Hayır Partisi: Basın sansürünü Facebook mitingleri ile aşıyoruz!

Hayır Partisi: Basın sansürünü Facebook mitingleri ile aşıyoruz!

Hayır Partisi, 66 şehir, 155 ilçe, bin 210 köy ziyareti ile "Hayır" çalışmaları gerçekleştirmesine rağmen medyada sansüre maruz kaldıklarını söyledi. Partiden yapılan açıklamada uygulandığı ifade edilen sansürün sosyal medyada gerçekleştirdikleri mitingler ile aşıldığı ifade edildi.  

Anadolu seyahatleri yanısıra ilk günlerde sadece 10-15 kişilik yayınlarla sanal mitinglere başladıklarını belirten Hayır Partisi kurucu Tuna Bekleviç, son mitinglerinde 520 bin 475 kişiye ulaştıklarını belirtti. Mitinge 7 bin 200 kişinin görüşünü bıraktığınızı, katkılar sunduğunu veya eleştirilerde bulunduğunu ifade etti. 

Sanal mitinglerin en büyük katkısının karşılıklı bir iletişim sağladığını vatandaşların bunu çok sevdiğini belirten Bekleviç, "Millet artık ahkam kesen liderlerden sıkıldı. Herkes kendi özgür düşüncelerini ifade etmek istiyor. Bizim sanal mitingler bu ortamın oluşmasını sağlıyor. Üstelik biz vatandaşı bir yerde toplamıyor; vatandaşın bizzat evlerine misafir oluyoruz" dedi. 
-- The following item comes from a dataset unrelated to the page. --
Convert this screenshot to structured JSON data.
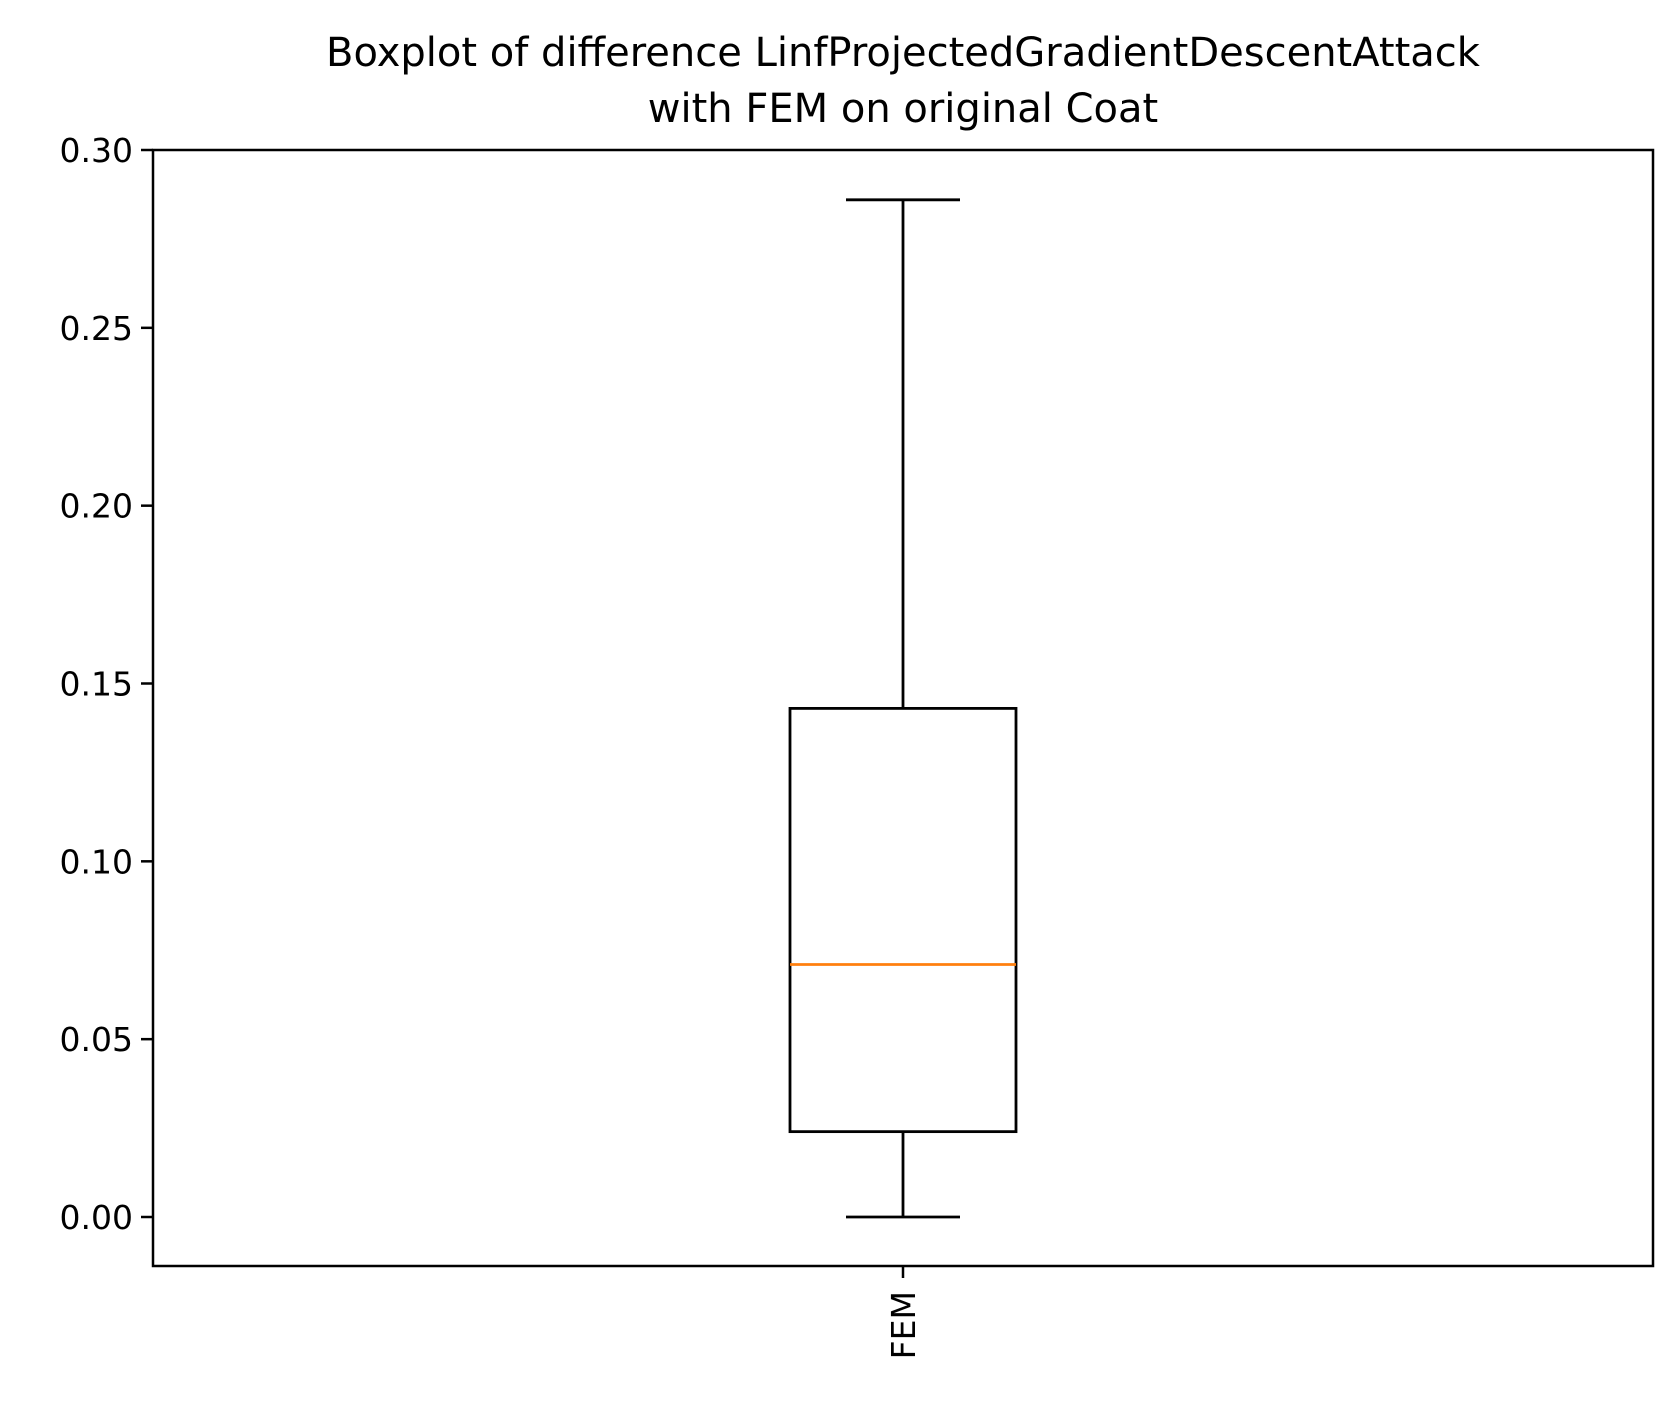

Geleneksel medyada ağır bir sansür uygulandığını ifade eden Bekleviç, "AKP yöneticilerinin gerçekleri vatandaşa anlatılmasından dizlerinin titrediğini" iddia etti.

BekleviÇ, maruz kaldıkları basın sansürü hakkında gerçekleştirdiği yazılı açıklamalarda alttaki ifadelere yer verdi:

Bazı ulusal ajanslar ve gazetelerin, Hayır Partisi'nin haberlerini yapmamaları doğrultusunda, 31.01.2017 tarihinde bakanlar tarafından, uyarıldığına dair duyumlar alıyoruz.  

İlgili tarihten bu yana Hayır Partisi'nin kuruluş sürecinden maruz kaldığı tüm hukuksuzluklara kadar onlarca farklı bağımsız mecrada yüzlerce haber yayınlamıştır. Ulusal medya dışında Der Spiegel'in de arasında bulunduğu onlarca farklı ülkenin en saygın medya kanallarında partimizin açıklamaları yer bulmuştur. Bir kesim medya ise, bu süreç dahilinde yaşadıklarımızın iki kez TBMM'ye taşınmasında bile haber değeri bulmamışlardır. 

Habercilik ahlakı ile hiç örtüşmeyen bu ahlaksız sansür Hayır Partisi'nin yüzbinleri aşan gönüllülerini yaralasa bile yaklaşan referandum da halkımızın neden Hayır oyu vermesi gerektiğinin önemli kanıtlarından birisi haline gelmiştir. Güçlü demokrasilerde basın ve ifade özgürlüğünün en az sandık kadar önemli olduğunu hatırlatmak isteriz. 

Türkiye'nin yarısını terörist ilan etmekten çekinmeyen siyasi iktidardan bir vicdan beklentimiz olmasa da koskoca bir medya sektörün varlık nedeni olan habercilik kültürünü kaybetmesi çok acıdır. Habercilik bir sanattır. Özgürlüğü elinden alınmış bir sanatçı yüreği acı dolu bir işçidir. Hükümet baskısı altında ezilerek haber yapamayan tüm basın çalışanlarının acısını anlıyor; medyanın bu hale gelmesini sağlayan medya patronlarını kınıyoruz. Her yönü ile tarihe geçecek olan referandum sürecinde bu baskıların tarihe not edilmesi maksadı ile kamuoyuna bu açıklamayı gerçekleştiriyoruz. 17 Nisan'da özgür bir Türkiye'ye ulaşabilmek için haydi Türkiye sandığa diyoruz.